Bily was born in 1716 to a Cossack family near Kherson. He studied in the Kyiv-Mohyla Academy after which he joined the Sich as a young man where he continued his studies in the Sich officer school.
Due to his talents he was chosen to be an osaul. He took part in numerous sea and land campaigns on the Danube and in Crimea where he gained a reputation as a fine commander and seaman.
In the 1760s he carried out special assignments for Petro Kalnyshevsky. Because of his intelligence and education he was always trusted and was popular. He travelled to St Petersburg with Kalnyshevsky and Antin Holovaty in January 1762 for the coronation of Catherine II. Bily was honoured with a gold medal and nobility status.
After his return to the Sich in 1774, Bily and Antin Holovaty once again sent to St Petersburg where he represented the rights of the cossacks and the return of confiscated lands. Their petition was ignored. The fate of the Sich was sealed on April 23, 1775 at a council meeting in the Palace to which Bily and Holovaty were not invited.
During the destruction of the Sich, Bily was in St Petersburg. On his return all he saw of the Sich were ruins. He was able to avoid repercussions and repressions by the direct intervention of G. Potemkin. Bily was retired as a major in the Russian army and tended to the management of his estates. In 1786 he headed the council of nobility in Kherson.
This period is described in various ways. Some state that he moved to the Danubian Sich, and he was labelled a traitor, that he sold out to the Empress for a gold medal. Analysis tends to lead us to the fact that Bily was a skillful politician and understood the politics of the time. He understood that the Sich could not continue within the Russian Empire and understood that it could only survive outside of the Russian Empire. As a result he moved to the Danube and started creating the "Host of Loyal Zaporozhians".
Kherson at that time had started building large sail-boats - corvettes, frigates and line boats for the future Black Sea fleet. Bily took part in the construction of these boats and also in the selection and training of future sailors from the Ukrainian population.
With the addition of Crimea to the Russian Empire, Turkey understood this as being a breaking of the Treaty of Kujchuk-Karnadji. Turkey sent a fleet of 25 large boats and war broke loose.
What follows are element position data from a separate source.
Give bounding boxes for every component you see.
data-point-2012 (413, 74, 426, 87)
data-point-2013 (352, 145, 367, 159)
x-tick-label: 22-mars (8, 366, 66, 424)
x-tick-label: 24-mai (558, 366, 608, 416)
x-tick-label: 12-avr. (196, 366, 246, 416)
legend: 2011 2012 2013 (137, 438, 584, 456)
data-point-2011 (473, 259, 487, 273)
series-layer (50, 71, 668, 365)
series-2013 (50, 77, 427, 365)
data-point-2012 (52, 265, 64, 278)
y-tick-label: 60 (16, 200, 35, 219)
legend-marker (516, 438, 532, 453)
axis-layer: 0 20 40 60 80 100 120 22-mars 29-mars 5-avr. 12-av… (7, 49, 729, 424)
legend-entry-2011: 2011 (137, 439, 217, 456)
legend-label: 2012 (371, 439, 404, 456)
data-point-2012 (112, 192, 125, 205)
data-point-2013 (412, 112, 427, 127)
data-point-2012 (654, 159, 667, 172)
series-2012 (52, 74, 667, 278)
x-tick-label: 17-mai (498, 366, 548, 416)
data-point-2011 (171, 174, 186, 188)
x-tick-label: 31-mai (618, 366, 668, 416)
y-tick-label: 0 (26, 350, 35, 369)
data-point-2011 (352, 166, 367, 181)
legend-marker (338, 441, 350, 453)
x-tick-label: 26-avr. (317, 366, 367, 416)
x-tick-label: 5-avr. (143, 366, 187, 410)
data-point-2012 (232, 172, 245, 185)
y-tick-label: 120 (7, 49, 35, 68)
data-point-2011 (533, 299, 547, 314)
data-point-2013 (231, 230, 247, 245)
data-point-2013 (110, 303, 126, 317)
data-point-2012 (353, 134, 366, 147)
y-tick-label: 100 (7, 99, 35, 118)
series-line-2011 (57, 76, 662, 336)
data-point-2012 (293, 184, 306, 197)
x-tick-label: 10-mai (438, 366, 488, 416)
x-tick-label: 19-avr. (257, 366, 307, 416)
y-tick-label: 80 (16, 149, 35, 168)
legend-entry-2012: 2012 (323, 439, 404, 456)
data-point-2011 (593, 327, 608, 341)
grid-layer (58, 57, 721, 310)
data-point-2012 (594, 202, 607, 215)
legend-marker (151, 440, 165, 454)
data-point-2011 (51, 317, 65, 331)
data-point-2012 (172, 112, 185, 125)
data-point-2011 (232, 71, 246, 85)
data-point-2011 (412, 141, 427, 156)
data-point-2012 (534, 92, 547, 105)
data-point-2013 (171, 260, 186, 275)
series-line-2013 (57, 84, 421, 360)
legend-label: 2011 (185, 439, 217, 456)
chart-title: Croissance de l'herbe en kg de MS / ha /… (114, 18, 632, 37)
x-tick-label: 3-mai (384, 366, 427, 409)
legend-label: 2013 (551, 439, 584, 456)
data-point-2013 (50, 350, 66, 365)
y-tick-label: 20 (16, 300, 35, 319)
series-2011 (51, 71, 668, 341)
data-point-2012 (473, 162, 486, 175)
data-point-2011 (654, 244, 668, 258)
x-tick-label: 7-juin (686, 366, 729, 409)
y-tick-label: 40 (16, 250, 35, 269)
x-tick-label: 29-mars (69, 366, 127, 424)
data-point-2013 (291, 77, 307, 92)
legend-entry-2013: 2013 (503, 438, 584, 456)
Commanders were sent from the Baltics, and the Azov fleet was sent to engage the Turks. Potemkin's admirals did not know the conditions in the Dnieper-Black Sea region and as a result Bily took a commanding role. After handing over command of the fleet to vice-admiral F. Klokachov, Bily returned to Kherson where he took command of the Lyman fleet, which was still to be built. The fleet was built in 1787 made up of Cossack Chaikas (one of which is in the Cossack museum in Khortytsia today) and brigants.
During Catherine II visit through Ukraine and Crimea in 1787, Sydir Bily accompanied her with a guard of Cossacks. Catherine was happy with the service and agreed to pardon the Cossacks who had left the Russian Empire. Potemkin placed the French Prince Nassau-Zigen as commander of the Lyman fleet.
Sydir became the commander of the Cossack Chaikas.
27 February 1787 Suvorov sent Koshovy Bily to the Empress to petition for the return of the Zaporozhian attributes: a large white with blue cross flag, some other smaller flags, bulava etc. The flag became the basis for the current Navy flag of Ukraine.
The word Zaporozhian however, was no longer allowed to be used, although Suvorov paid no heed to the ban.
September 7, 1787 the next Russo-Turkish war erupted. The tragedy of this campaign was that they not only fought the Turks, but also their brethren who had resettled in the Danubian Sich.
The fleet led by Sydir Bily had negotiated with the Danubian Cossacks not to engage them in combat. They shot their cannon a number of times and returned to shore. The refusal of the Danubian Cossacks to fight their brothers guaranteed Potemkin victory.
On the 17 June near Ochakiv a new battle erupted. A number of boats of Eksi-Hasan were grounded in the shallow waters. The Lyman flotilla attacked and destroyed six frigates. During the attack 18 cossacks died and 235 were taken captive. Sydir Bily was also wounded. He was taken to the Kinburg fortress. Suvorov gave him his finest doctors, but this was all in vain.
Bily died June 20, 1788 at the age of 72. At his funeral were Suvorov, Antin Holovaty, contr-admiral John Paul Jones.